= Elena Romanovna =

Russian princess

Elena Romanovna (died 1243) was a Grand Princess of the Kiev by marriage (m. 1210 or 1211) to Michael of Chernigov, Grand Prince of Kiev (r. 1236–1240, 1240, 1241–1243).

Elena Romanovna (or Maria Romanovna) was a daughter of prince Roman Mstislavich of Halych and his wife, Predslava Rurikovna of Kiev

==Issue==
The existence of the last four children in the list below is disputed.
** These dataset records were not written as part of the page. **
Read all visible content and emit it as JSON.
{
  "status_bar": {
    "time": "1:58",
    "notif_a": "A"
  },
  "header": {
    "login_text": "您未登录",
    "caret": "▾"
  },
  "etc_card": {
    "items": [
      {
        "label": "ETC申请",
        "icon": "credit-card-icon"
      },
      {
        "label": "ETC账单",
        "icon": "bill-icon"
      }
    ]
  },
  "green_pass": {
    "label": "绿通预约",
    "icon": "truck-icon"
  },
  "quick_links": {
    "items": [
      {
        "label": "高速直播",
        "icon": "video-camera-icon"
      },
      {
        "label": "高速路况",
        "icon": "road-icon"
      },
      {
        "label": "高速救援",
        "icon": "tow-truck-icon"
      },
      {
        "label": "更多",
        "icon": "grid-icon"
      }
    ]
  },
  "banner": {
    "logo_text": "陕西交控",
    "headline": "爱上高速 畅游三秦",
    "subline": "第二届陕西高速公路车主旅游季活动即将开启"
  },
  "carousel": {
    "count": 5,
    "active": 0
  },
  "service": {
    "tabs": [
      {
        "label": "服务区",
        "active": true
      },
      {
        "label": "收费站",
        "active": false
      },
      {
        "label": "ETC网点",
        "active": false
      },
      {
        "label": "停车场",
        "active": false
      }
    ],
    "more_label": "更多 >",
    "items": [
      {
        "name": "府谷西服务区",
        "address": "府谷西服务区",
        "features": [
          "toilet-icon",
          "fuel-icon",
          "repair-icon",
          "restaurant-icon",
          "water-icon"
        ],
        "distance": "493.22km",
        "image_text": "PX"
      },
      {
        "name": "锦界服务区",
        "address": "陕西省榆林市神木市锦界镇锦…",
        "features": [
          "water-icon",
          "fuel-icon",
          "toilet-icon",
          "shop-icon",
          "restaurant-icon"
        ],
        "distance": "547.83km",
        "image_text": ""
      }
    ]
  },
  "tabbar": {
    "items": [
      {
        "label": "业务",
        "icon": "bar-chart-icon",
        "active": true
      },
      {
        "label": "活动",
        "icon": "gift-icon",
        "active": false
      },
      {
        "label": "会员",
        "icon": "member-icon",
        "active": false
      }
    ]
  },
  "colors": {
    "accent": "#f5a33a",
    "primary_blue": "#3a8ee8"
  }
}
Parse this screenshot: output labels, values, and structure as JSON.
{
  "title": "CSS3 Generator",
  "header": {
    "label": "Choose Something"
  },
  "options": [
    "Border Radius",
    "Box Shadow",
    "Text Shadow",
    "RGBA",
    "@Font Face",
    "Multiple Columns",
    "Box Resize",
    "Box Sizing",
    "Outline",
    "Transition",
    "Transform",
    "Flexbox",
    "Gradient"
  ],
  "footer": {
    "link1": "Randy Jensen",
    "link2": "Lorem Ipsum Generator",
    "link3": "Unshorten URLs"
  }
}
1. Feodula Mikhailovna (1212 – 1250); became a nun and adopted the religious name Evfrosinia;
2. Duke Rostislav Mikhailovich of Macsó (b. c. 1225 – 1262);
3. Maria Mikhailovna (? – 7 or 9 December 1271), wife of Prince Vasilko Konstantinovich of Rostov;
4. Prince Roman Mikhailovich of Chernigov and Bryansk (c. 1218 – after 1288/1305);
5. Prince Mstislav Mikhailovich of Karachev and Zvenigorod (1220 – 1280);
6. Prince Simeon Mikhailovich of Hlukhiv and Novosil;
7. Prince Yury Mikhailovich of Torusa and Bryansk.